Les Etats raisonnent plus en termes de « combien je paye et combien ça me rapporte » qu’en termes d’enjeux collectifs.
On le voit avec la réticence de l’Allemagne à accepter les quotas de baisse de gaz à effet de serre pour protéger son industrie automobile, la prudence de la France sur la suppression de la PAC …
On le voit aussi lorsqu’il s’agit d’envisager des fusions d’entreprises entre différents pays d’Europe : Berlusconi refusant un rachat de Alitalia par Air France KLM (finalement finalisé !), la France se repliant sur une stratégie de fusion GDF-Suez coincée entre l’impossibilité de fusionner avec EDF (monopole ou part de marché trop importante au goût de la Commission Européenne) et la peur d’envisager une reprise par, ou une fusion avec, une autre entreprise européenne.
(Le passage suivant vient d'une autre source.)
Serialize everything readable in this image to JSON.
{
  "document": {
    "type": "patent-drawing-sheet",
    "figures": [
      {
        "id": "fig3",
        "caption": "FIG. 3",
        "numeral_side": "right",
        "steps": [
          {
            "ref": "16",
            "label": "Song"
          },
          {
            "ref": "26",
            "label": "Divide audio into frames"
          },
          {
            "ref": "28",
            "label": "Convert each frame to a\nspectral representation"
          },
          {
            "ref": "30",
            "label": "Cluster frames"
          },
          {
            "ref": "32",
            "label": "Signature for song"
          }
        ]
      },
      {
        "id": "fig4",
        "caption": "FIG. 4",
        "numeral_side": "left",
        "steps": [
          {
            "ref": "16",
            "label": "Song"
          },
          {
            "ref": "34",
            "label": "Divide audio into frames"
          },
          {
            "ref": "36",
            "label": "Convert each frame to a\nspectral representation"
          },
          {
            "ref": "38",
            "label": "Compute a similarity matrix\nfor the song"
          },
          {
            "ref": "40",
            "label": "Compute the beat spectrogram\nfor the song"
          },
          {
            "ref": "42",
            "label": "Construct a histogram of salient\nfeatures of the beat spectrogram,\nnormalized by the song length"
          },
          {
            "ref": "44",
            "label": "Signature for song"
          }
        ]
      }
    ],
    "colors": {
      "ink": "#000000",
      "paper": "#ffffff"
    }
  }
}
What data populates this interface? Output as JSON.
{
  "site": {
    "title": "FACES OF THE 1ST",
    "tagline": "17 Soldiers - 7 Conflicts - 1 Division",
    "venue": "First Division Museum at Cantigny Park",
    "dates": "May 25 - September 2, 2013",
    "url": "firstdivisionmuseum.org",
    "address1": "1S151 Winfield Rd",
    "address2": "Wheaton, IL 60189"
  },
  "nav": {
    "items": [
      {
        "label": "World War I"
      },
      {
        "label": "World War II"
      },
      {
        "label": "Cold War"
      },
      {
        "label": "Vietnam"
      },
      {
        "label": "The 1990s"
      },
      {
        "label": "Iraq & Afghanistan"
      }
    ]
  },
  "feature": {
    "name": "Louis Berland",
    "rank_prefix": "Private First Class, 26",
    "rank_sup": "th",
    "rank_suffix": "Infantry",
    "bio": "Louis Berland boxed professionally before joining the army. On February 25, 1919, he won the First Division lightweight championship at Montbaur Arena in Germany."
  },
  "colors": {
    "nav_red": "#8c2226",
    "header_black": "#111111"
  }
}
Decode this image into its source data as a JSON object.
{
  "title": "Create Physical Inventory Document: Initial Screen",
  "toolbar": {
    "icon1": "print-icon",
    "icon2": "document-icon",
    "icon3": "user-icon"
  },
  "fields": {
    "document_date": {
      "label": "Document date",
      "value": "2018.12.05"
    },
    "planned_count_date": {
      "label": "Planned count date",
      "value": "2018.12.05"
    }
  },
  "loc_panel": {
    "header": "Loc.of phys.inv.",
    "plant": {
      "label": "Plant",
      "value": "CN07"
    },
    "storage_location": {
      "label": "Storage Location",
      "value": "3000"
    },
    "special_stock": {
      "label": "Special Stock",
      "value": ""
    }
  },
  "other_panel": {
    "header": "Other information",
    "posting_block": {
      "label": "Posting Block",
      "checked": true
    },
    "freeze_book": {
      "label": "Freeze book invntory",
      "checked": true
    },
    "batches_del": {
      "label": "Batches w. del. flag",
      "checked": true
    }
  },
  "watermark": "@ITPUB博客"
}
Concernant la bourse, une fusion entre Euronext et Deutsche Börse a été envisagée mais n’a pas pu aboutir, à la fois à cause des difficultés rencontrées face à la Commission qui craint les situations de monopole, et par les Allemands qui furent très rigides dans la négociation, voulant imposer de conserver tout le site en Allemagne. Cela s’est terminé par une fusion entre Nyse (aux Etats-Unis) et Euronext (à Paris). Alors qu’initialement le management devait être partagé entre Américains et Français, JF Théodore étant le n°2, le board est en train de se débarrasser du management européen. Personne n’en parle alors que les enjeux sont bel et bien stratégiques. Dans la continuité de la fusion de ces bourses, notons le projet de fusion DTCC/LCH-Clearnet avec aussi des enjeux stratégiques sous-jacents : localisation physique de la plateforme de clearing aux Etats-Unis, sous une société de droit américain qui donc peut être soumise aux critères d’embargo ou de surveillance imposés par la loi américaine sur les valeurs qui y sont traitées ou les acteurs qui y opèrent.
Les risques
– La recherche du bouc émissaire. En tant de crise on cherche des coupables. Hitler a désigné les juifs après la crise de 1929. La crise étant venue par certaines banques américaines, la tentation pourra être de désigner globalement les banques et globalement les américains. Ceux qui se sont enrichis en bourse avant la crise seront montrés du doigt, notamment les patrons ayant bénéficié de stock-options et de parachutes dorés, ainsi que les traders ayant touché des bonus mirobolants, alors qu’ensuite la baisse ne s’est pas imputée sur les profits de ces personnes. D’un côté cela permet de remettre sur la table des injustices criantes, de l’autre le risque est grand de voir des catégories de personnes dénoncées comme coupables à tort, les employés de banque notamment, et les américains en général.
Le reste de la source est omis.